Many St. Louis Cardinals fans compared Albert Pujols' decision after the 2011 to leave the only team for which he had played to the decision of Lebron James to flee Cleveland for years ago to take his talents to South Beach.

There was outrage and there were accusations of betrayal in both cases. Fans wondered how their favorite player could abandon their support to try to help another team win a title. The only thing that seemingly made the James move more outrageous than Pujols leaving was Lebron's decision to make his defection a public spectacle in which he seemed to twist the knife as much as possible to the injury of his former fans and his former employer.

So it's ironic now that James has kissed and made up with the Cleveland Cavaliers, effectively putting the four years and two championships he won with the Miami Heat aside as his former fans returned to being his current fans, while Pujols continues to drift into irrelevance in his former home.

It turns out that James made the shrewder deal. He put an out in his contract that allowed him an escape hatch to return home while he is still an elite player. Pujols wanted the maxium amount of money he could get, so he inked a 20-year contract that ties him to the Anaheim Angels for 10 years as a player and 10 more as a team ambassador. Lebron built a bridge back home. Pujols burned his bridge and then stomped on the ashes.

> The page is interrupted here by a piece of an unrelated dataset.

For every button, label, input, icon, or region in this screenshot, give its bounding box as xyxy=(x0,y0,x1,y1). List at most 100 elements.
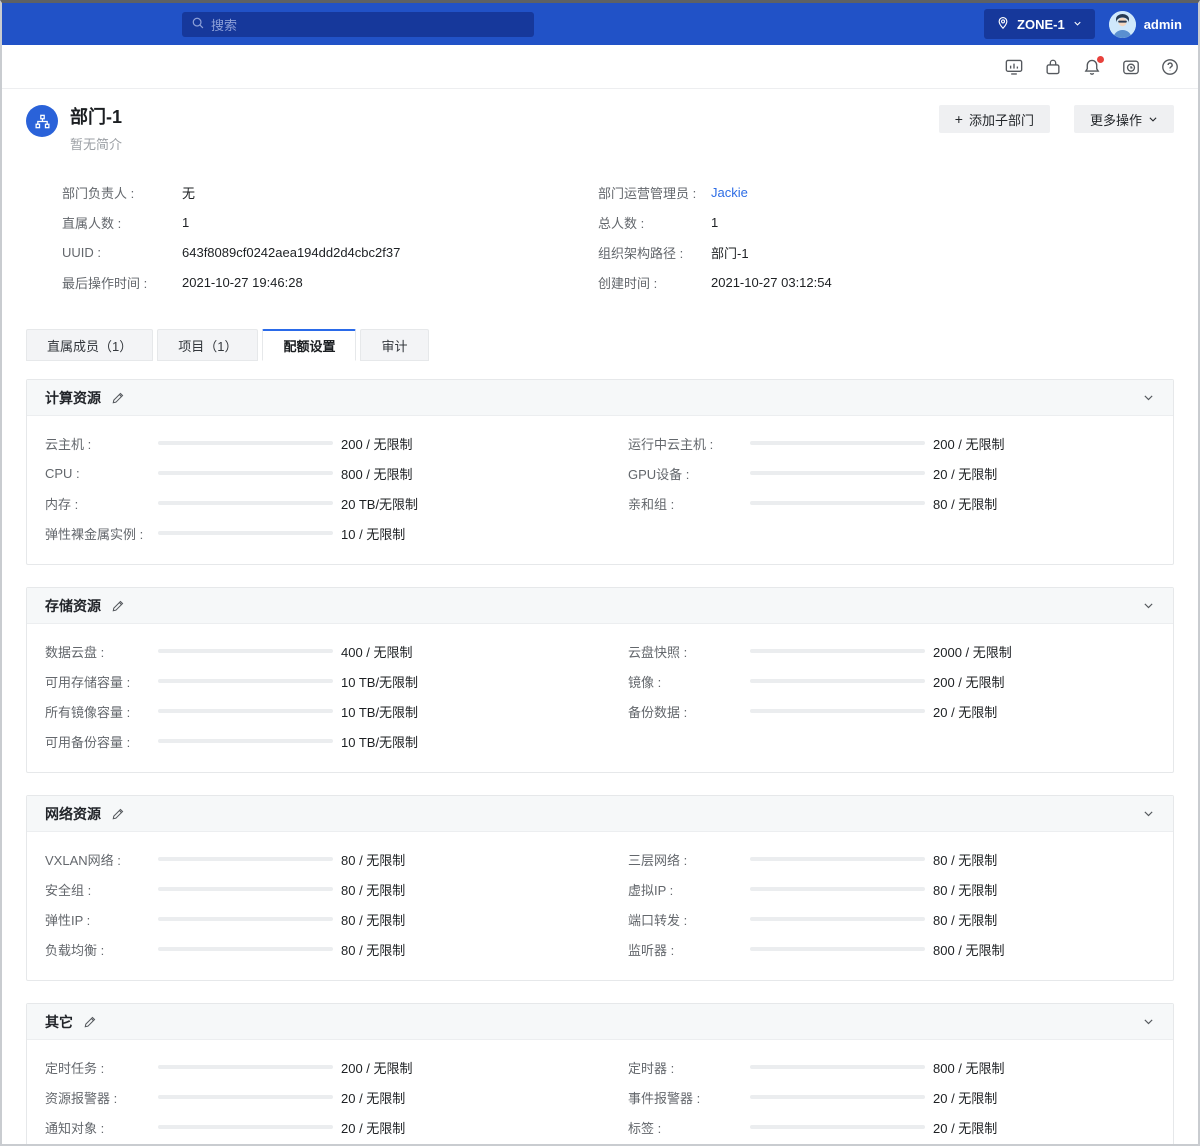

Albert became hated in St. Louis AND in Anaheim. The former for his alleged betrayal and the latter due to the perception that he fleeced the Angels and came to their club as old, damaged goods. His saving grace in St. Louis has been that Pujols has been so awful since he left that fans here feel like they dodged a bullet when he decided to leave. Their resentment has, basically, turned to pity.

Oh, I am sure at this point when the Angels come to St. Louis for interleague play that Pujols will be given a warm, polite welcome. But just ask any Cardinals fan if they'd like to see Albert return to the Cardinals in 2015. If they're not wearing a straight jacket, the answer will be a resounding no.

Sure, Pujols, come back for a visit. But St. Louis fans want no part of your $25 million a year money grab.

While Albert has found his power stroke this season with a 20 home runs before the all-star break, his .322 on-base percentage is the worst of his career. Last year comes in second and the year before third while he got on base at a .420 clip as a Redbird. He never gave the Angels a single years as an elite player in exchange for $254 million.

James can honestly say that he left Cleveland to take less money because he wanted to win. And now he can be a hero for coming back and finishing his career with the home town team. And now he has the maximum contract allowed under the salary cap to boot. The Cardinals have been back to the World Series without Albert. He's exposed for being dishonest when he said he wanted to go where he had the best chance to win, instead opting for a lesser team that paid him a relatively small amount of cash to turn his back on his fans.

Today the sports world rejoices because a small town hero made good redeemed himself by turning his back on the glare of the big city and returning to his small market roots. But for Albert, you really can't go home again.